Tiling Window Managers - Prominent Tiling Window Managers - X Window System - List of Tiling Window Managers For X

List of Tiling Window Managers For X

  • awesome - a dwm derivative with window tiling, floating and tagging, written in C and configurable and extensible in Lua. It was the first WM to be ported from Xlib to XCB, and supports D-Bus, pango, XRandR, Xinerama.
  • Bluetile - based on xmonad: "I think of xmonad more as a library for writing tiling window managers. The default installation provides a minimal tiling window manager (the standard configuration), but you are really expected to "write" (configure) your own ... from the building blocks. ... The Bluetile project ... is now really just another xmonad configuration. A configuration that focuses on making the tiling paradigm easily accessible to users coming from traditional window managers."
  • dwm - allows for switching tiling layouts by clicking a textual ascii art 'icon' in the status bar. The default is a Larswm-like main area + stacking area arrangement, represented by a = character glyph. There is also a non-tiling floating layout similar to *evilwm which permits windows to be moved and resized, represented by a fish-like ><>. Third party patches exist to add a golden section-based Fibonacci layout, a grid layout, a gapless grid layout, and a horizontal stacking arrangement. The keyboard-driven menu utility "dmenu", developed for use with dwm, is used with other tiling WMs like xmonad, and sometimes also with other "light-weight" software like Openbox and uzbl.
  • Echinus - "a window manager for X in spirit of dwm." Like dwm it supports managing windows in floating, tiled and maximized layouts. All the configuration is made via config file in Xresources format, so it is not necessary to recompile echinus every time you change something. Echinus supports a small subset of EWMH to be compatible with external panels and pagers. It draws a border around windows and also an optional title bar. The goal of development is a small, fast window manager without features not strictly related to window management, e.g. menus, panels, etc.

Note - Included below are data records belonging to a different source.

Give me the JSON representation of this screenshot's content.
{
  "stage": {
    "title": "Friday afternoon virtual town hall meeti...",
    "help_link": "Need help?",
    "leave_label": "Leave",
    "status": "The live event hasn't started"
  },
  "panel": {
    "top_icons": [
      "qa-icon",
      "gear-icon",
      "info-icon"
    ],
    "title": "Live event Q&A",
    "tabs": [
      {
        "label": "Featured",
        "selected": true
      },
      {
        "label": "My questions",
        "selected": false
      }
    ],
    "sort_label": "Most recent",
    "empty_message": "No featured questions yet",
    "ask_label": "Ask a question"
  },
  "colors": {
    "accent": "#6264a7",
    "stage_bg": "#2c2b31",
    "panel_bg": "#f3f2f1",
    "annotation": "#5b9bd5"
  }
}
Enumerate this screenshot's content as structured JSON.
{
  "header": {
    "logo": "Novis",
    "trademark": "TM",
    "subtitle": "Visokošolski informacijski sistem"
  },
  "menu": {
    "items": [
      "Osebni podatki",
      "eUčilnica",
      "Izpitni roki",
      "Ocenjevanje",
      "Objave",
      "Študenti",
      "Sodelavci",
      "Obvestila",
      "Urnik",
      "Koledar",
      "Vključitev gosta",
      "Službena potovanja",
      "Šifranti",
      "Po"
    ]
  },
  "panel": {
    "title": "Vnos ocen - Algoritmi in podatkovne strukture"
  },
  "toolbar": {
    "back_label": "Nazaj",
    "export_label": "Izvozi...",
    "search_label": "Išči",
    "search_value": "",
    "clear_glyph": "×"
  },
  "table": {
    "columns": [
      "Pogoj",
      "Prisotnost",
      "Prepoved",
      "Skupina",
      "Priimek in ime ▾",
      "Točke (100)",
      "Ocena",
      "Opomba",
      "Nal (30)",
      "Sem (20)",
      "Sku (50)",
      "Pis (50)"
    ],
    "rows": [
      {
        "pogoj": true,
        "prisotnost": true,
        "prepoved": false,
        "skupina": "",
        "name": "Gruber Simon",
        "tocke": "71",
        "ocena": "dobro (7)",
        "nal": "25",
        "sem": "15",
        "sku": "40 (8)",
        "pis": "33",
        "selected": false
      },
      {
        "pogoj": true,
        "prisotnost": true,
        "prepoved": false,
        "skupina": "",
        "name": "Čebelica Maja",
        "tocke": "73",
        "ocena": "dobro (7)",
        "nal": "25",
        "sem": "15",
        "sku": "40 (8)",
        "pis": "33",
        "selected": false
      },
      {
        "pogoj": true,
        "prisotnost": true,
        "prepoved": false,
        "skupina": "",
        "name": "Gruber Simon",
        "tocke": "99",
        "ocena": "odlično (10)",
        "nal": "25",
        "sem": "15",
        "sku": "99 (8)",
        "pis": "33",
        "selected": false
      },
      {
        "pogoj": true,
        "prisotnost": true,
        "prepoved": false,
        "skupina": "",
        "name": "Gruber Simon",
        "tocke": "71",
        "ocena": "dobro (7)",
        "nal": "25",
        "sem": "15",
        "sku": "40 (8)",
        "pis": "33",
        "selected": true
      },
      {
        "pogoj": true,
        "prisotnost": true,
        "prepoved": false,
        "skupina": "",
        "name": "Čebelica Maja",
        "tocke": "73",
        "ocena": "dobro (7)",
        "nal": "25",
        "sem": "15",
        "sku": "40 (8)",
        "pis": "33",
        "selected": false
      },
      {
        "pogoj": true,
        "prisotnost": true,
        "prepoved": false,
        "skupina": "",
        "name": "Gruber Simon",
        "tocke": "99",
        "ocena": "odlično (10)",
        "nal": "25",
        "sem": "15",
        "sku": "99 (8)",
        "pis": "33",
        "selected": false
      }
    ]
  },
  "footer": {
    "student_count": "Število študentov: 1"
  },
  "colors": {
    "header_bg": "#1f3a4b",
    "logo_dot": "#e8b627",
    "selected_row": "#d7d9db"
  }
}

  • euclid-wm - a minimalist, tiling window manager that aims to combine the ease of use of automatic tiling with the flexibility of manual tiling. It also has a per workspace "stack" for minimized windows. It uses vimlike key-bindings by default.
  • Grid plugin - adds keyboard tiling shortcuts and layouts to the Compiz compositing window manager.
  • herbstluftwm - designed to be fully customizable through the use of its '"herbstclient" utility and Bash scripts.
  • i3 - a built-from-scratch window manager, based on wmii. It has vi-like keybindings, and treats extra monitors as extra workspaces, meaning that windows can be moved between monitors easily. Allows vertical and horizontal splits, and parent containers. It can be controlled entirely from the keyboard, but a mouse can also be used.
  • Ion - combines tiling with a tabbing interface: the display is manually split in non-overlapping regions (frames). Each frame can contain one or more windows. Only one of these windows is visible and fills the entire frame.
  • Ion2 - a keyboard friendly window manager.
  • kahakai - a dual mode WM offering both tiling and stacking capabilities.
  • Larswm - implements a form of dynamic tiling: the display is vertically split in two regions (tracks). The left track is filled with a single window. The right track contains all other windows stacked on top of each other.
  • Lucca WM
  • Lunchbox - Lunchbox is a dynamic tiling window manager for X11. It allows windows to be resized by pushing them against the edge of the screen. In a step away from the desktop metaphor, all programs are given a separate workspace and unique arrangement of windows and any window can become the desktop. Lunchbox offers scalable tab replacement called the Title Menu which allows any window to be swapped with any other window that fits, allowing very fine-grained control over the layout of the screen. Finally, although many windows default to tiling, any window can be changed to a Floating mode and dialog boxes default to it.
  • Matchbox - tiles system trays and a "single" window, targeting embedded and mobile environments where multiple tiled windows don't fit well. It does not permit overlapping main windows (although, like many tiling window managers, dialog windows are "special", with stacked management), but it accomplishes this by showing only one window, rather than literally tiling of multiple windows. This can be considered as a single-tile layout.
  • Musca - features manual tiling, multiple screen support, virtual desktops and mouse or keyboard navigation.
  • plpwm - a configuration of the plwm window manager toolkit that provides tiling.
  • Qtile - written and configured in Python.
  • Ratpoison - A keyboard-driven GNU Screen for X.
  • Spectrwm - minimalist tiling window manager with dynamic xrandr & xinerama support, previously known as scrotwm.
  • shellshape - tiling window manager extension for GNOME Shell, inspired by bluetile.
  • Stumpwm - a keyboard driven tiling window manager supporting multiple displays (e.g. xrandr) that can be customized on the fly in Common Lisp.
  • subtle
  • Tritium window manager
  • WMFS
  • wmii - developed in parallel to dwm by the same author.
  • xmonad - an extensible WM written in Haskell.